Fit the glazing and hinges
Cut polycarbonate sheet to fit the lid frame using a fine-toothed saw or sharp knife and straight edge. Fix it to the lid frame using roofing screws with integral washers – these spread the load and allow the sheet to expand and contract thermally without cracking. Fit two hinges at the back of the lid to attach it to the back board of the box. The lid should open and rest at 90 degrees easily with no catches needed for normal ventilation.
Position and add a prop stick
Place the finished cold frame on its chosen site with the lid sloping toward the south. Cut a simple prop stick – a length of timber or bamboo 20-30cm long – to hold the lid open at different heights. A notched stick allows you to choose between a small ventilation gap and a fully open position without holding the lid manually each time.
Size the cold frame to match your glazing, not the other way around. If you have a recycled window available, measure it first and build the box to those dimensions. A free salvaged window can save £20-£30 on glazing costs and produces a better-insulated lid than polycarbonate. The box takes less than an hour to build – the glazing is the expensive part.
Glazing options compared
The choice of glazing material affects the weight, safety, insulation value and cost of the finished frame. Two materials dominate for DIY builds in the UK – salvaged glass and twin-wall polycarbonate – and they represent meaningfully different trade-offs. A third option, single-layer polycarbonate, is cheaper but provides significantly less insulation and is only worth considering for a structure used primarily in spring and autumn rather than through winter.

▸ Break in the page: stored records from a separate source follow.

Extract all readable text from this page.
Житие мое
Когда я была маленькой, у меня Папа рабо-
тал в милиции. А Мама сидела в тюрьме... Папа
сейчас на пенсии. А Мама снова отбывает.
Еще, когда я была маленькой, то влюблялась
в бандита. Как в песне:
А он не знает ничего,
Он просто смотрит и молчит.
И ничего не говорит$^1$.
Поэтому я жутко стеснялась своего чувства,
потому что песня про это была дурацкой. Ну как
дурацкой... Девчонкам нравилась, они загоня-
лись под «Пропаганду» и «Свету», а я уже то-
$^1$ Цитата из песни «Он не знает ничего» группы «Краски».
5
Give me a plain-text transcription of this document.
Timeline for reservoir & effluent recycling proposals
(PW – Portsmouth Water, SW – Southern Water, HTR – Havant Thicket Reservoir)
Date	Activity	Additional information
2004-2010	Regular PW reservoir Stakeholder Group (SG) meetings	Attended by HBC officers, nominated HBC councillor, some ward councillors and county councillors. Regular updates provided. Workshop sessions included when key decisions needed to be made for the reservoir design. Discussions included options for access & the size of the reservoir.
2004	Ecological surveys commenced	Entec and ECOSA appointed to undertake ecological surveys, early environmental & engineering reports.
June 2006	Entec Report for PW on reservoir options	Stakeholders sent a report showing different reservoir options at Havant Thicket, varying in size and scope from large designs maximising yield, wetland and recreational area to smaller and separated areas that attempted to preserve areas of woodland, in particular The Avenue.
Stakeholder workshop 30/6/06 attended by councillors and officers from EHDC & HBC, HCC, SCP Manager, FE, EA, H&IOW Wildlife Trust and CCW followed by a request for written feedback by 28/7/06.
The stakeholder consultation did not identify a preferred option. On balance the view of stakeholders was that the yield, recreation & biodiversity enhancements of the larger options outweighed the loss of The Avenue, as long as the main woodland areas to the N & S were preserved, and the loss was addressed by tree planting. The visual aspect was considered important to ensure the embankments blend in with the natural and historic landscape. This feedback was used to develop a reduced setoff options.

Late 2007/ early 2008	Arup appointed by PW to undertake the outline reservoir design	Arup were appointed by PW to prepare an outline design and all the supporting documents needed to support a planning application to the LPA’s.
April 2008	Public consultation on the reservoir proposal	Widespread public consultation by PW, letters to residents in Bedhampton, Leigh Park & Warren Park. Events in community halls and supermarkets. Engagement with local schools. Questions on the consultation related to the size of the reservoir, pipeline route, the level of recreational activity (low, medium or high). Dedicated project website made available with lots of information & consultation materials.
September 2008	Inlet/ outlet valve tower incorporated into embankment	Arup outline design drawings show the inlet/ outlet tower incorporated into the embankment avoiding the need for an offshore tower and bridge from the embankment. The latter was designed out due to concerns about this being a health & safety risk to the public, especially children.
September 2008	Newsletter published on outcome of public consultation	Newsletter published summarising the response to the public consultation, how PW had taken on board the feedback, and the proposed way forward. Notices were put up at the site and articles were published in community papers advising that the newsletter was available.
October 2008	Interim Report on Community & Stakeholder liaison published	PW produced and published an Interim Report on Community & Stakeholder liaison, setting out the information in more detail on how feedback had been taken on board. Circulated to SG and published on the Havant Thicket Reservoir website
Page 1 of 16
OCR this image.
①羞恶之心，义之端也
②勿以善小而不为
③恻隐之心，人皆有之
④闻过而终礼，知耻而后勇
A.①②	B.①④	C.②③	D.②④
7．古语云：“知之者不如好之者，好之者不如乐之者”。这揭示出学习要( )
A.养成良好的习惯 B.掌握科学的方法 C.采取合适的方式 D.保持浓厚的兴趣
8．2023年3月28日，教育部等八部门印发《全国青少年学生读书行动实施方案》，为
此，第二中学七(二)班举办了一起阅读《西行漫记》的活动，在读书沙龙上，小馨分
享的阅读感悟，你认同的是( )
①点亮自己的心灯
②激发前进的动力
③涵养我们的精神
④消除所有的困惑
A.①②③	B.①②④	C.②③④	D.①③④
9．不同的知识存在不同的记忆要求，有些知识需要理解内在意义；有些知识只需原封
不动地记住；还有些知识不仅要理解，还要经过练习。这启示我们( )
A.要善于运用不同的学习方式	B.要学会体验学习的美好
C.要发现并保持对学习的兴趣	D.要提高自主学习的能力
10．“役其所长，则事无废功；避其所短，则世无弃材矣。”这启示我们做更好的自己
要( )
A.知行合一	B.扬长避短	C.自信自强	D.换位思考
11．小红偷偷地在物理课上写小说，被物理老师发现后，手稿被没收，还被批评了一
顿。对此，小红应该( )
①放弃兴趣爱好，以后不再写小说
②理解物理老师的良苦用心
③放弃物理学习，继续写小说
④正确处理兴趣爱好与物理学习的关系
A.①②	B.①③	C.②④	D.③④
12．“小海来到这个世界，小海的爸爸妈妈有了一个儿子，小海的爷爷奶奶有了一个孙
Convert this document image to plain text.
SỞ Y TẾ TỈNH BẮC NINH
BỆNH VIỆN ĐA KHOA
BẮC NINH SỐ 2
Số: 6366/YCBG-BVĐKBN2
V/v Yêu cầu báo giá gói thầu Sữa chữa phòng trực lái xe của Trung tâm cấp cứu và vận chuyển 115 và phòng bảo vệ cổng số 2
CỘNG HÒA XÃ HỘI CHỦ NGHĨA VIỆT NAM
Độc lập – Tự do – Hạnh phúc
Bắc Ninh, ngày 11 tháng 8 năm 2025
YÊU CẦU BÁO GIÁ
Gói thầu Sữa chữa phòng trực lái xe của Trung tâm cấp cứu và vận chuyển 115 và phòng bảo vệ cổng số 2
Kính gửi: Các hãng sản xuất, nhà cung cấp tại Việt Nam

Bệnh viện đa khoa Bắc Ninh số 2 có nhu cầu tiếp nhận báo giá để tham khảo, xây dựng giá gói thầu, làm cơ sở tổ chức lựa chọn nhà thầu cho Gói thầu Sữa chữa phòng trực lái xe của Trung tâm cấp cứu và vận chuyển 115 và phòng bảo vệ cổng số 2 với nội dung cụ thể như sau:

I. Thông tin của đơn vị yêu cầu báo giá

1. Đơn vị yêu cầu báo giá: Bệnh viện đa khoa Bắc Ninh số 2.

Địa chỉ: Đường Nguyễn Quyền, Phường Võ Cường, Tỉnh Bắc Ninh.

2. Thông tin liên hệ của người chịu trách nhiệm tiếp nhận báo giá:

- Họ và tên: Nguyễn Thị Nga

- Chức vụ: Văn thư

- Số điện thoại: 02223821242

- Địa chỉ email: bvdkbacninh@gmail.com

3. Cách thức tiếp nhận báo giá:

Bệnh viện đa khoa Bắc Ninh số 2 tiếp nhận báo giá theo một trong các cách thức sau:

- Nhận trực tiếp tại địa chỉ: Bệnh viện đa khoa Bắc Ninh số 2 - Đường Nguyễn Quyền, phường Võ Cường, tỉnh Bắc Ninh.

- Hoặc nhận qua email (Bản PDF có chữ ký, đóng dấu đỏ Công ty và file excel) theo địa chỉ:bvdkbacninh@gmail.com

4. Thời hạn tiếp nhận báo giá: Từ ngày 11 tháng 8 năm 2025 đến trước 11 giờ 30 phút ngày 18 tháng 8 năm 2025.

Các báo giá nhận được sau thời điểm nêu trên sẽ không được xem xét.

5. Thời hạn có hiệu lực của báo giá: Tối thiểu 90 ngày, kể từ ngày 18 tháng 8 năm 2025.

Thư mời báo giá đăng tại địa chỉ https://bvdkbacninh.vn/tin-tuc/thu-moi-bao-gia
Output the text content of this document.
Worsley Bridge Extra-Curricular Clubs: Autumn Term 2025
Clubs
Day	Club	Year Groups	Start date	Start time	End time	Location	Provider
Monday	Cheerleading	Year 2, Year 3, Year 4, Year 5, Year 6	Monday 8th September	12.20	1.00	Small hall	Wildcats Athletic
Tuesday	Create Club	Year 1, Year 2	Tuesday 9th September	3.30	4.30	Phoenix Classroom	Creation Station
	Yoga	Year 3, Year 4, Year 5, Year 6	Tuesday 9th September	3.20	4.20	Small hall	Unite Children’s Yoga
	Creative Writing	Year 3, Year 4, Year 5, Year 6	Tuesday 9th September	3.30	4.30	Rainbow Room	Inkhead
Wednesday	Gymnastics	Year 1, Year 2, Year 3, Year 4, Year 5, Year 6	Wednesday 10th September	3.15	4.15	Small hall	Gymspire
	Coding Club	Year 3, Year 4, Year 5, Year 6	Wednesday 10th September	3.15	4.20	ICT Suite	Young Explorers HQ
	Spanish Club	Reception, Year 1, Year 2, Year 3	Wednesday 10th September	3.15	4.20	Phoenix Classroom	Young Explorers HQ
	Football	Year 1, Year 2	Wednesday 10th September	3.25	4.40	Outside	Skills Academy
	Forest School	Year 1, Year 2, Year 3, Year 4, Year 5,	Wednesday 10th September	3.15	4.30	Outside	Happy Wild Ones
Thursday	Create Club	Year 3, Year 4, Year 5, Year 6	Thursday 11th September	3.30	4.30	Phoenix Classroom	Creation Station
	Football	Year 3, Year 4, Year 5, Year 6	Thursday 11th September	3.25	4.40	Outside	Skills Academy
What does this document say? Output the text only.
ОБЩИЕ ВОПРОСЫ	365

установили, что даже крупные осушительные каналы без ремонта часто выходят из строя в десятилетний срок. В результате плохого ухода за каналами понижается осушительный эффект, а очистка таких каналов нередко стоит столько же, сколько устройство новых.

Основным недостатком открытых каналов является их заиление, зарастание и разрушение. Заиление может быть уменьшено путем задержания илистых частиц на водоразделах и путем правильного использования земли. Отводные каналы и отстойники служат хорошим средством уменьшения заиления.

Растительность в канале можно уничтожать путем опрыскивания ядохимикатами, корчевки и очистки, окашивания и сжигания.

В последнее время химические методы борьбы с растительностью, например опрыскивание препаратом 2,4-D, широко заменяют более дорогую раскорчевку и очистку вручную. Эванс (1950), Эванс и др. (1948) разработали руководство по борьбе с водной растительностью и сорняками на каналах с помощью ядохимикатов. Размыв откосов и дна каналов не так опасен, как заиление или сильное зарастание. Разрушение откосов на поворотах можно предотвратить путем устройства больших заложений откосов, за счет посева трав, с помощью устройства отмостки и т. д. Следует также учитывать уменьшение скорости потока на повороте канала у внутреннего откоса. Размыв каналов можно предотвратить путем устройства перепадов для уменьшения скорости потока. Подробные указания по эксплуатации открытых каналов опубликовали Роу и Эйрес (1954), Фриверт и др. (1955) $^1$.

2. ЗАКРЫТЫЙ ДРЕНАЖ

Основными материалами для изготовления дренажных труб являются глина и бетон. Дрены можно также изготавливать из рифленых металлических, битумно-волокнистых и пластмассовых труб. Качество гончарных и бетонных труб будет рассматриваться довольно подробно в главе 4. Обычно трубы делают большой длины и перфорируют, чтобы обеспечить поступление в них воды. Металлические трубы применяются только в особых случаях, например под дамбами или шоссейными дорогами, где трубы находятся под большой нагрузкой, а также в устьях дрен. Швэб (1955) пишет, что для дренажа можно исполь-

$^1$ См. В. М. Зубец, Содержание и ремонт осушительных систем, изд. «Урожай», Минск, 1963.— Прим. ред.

How to use your cold frame
Ventilation is the single most important management task with a cold frame, and the one most often neglected. On sunny days from late February onward – even cold ones – temperatures inside a closed cold frame can climb rapidly to levels that scorch or kill seedlings. A cold frame on a clear February morning can reach 25-30C inside within an hour of sunrise. Open the lid partially or fully whenever the outside temperature is above 5C and the sun is out. The prop stick makes this a thirty-second job rather than a complicated decision.
For hardening off, the standard method is to move plants from indoor conditions into the cold frame for ten to fourteen days before planting out. Start with the lid closed for the first two to three days, then prop it open progressively during the day for the following week, then leave it open overnight in the final few days before planting. This gradual process prevents the leaf scorch and growth check that result from moving edible crops directly from a warm indoor environment to full outdoor exposure. The cold frame is equally useful for lavender and other tender perennial cuttings, giving them protection through their first winter before planting out the following spring. For growing early radishes, salad leaves and spring onions, a cold frame can have crops ready to harvest a full month earlier than unprotected outdoor sowings, which for keen growers makes the few hours of building time a very efficient investment. A well-positioned cold frame also serves as useful overflow during the main growing season – a place to hold young plants waiting for space to open up in the raised bed.
Never leave a cold frame closed on a sunny day, even in winter. Direct sun on a closed cold frame can raise internal temperatures above 30C within an hour regardless of the outdoor temperature. This kills seedlings, forces tender plants out of dormancy prematurely, and scorches leaves irreparably. Check the frame every clear morning and prop the lid open before leaving for the day.